Beeopak ha delle proprietà antibatteriche che permettono di conservare il cibo fresco e più a lungo. La cera è infatti ricca per natura di propoli e altre sostanze con cui la plastica non potrà mai competere. “È traspirante e modellabile – mi spiega Clarien – perfetta per avvolgere cibi perché, scaldandola con le mani, si adatta alla forma dell’alimento. Inoltre, contiene resina di pino al suo interno, che conferisce una perfetta capacità aderente, ottimale per conservare gli alimenti”, aggiunge Monica. Insomma, un prodotto versatile che funziona proprio come una seconda pelle: “Ha mille utilizzi, c’è chi lo usa come se fosse un piano di lavoro per far lievitare la pasta del pane, chi ci avvolge la saponetta da portare in viaggio al posto della custodia di plastica, chi incarta il panino da mangiare a scuola o a lavoro, chi conserva formaggi, frutta e verdura facilmente deperibili”, mi raccontano.

“Beeopak è per noi un’alternativa alla pellicola, ma non solo”. Come mi spiega Clarien, è un modo diverso per prendersi cura del cibo. “Nel momento in cui una persona compra un alimento, lo avvolge, lo conserva, lo presenta in tavola, ne gode e se ne nutre, dando così valore ai doni che la natura ci offre”.  

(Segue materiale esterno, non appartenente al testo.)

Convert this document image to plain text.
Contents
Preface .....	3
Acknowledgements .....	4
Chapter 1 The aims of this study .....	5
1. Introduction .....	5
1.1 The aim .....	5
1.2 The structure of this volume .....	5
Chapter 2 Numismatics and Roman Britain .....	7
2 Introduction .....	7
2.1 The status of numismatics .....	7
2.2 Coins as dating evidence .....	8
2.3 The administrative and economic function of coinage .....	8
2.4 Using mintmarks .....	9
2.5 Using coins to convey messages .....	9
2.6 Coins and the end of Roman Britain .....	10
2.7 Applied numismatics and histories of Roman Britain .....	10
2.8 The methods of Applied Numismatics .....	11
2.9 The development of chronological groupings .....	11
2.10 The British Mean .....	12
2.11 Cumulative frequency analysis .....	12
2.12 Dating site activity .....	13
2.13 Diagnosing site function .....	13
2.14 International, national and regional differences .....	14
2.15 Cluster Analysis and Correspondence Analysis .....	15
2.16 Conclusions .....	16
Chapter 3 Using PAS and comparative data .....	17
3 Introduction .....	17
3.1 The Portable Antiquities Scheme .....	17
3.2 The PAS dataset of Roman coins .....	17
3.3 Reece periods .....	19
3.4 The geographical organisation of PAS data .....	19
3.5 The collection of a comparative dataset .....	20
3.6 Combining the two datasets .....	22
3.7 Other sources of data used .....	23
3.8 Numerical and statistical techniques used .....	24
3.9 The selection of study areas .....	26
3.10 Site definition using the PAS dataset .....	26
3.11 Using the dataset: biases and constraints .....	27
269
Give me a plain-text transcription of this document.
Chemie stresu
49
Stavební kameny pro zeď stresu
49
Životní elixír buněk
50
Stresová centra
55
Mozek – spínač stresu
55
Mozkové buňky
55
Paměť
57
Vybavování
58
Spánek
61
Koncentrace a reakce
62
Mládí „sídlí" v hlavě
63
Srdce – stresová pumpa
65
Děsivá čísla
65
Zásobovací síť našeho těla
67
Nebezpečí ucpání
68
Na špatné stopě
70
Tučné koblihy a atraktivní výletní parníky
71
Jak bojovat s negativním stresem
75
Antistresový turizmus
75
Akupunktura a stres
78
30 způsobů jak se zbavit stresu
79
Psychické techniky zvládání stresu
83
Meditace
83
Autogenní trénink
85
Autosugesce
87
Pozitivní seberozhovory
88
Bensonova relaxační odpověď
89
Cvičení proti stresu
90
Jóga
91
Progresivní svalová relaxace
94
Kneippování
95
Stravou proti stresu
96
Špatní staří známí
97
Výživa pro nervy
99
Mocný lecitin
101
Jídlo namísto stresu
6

L’idea di una pellicola naturale riutilizzabile vuole ricordarci l’importanza di introdurre alternative sostenibili nella nostra quotidianità, a cominciare da subito. Beeopak rappresenta una delle sempre più numerose ed innovative soluzioni contro lo spreco e la cultura dell’usa e getta, che trova la sua soluzione ideale in una dimensione locale proprio perché capace di valorizzare i prodotti caratteristici di un territorio.

“Da quando abbiamo avviato il progetto nel 2018, l’attività è cresciuta molto. Abbiamo sempre più richieste da piccoli negozi locali che prediligono il biologico e la spesa sfusa senza imballi oppure gruppi di acquisto collettivi o i privati, nonché realtà che stanno intraprendendo percorsi virtuosi. Ci accorgiamo che le persone sono curiose, vogliono cambiare e sono pronte a cambiare, cercando delle alternative più sostenibili”, mi raccontano.

Oltre ad una finalità ambientale, tramite Beeopak, Monica e Clarien stanno promuovendo intorno al progetto una dimensione sociale legata allo sviluppo di comunità. “Abbiamo avviato un rapporto di collaborazione con un’agenzia formativa sul territorio attivando degli stage nel nostro laboratorio per lavoratori svantaggiati, con l’idea che alcuni di questi stage si trasformino poi in tirocini e rapporti di lavoro. Stiamo inoltre sviluppando una dimensione educativa e pedagogica attraverso collaborazioni con musei, bioparchi e realtà attive nell’ambito dell’educazione, accompagnando i bambini, i ragazzi e i futuri cittadini del nostro domani verso la scoperta di soluzioni che, proprio come Beeopak, possono aiutarci a vivere in maniera più consapevole”.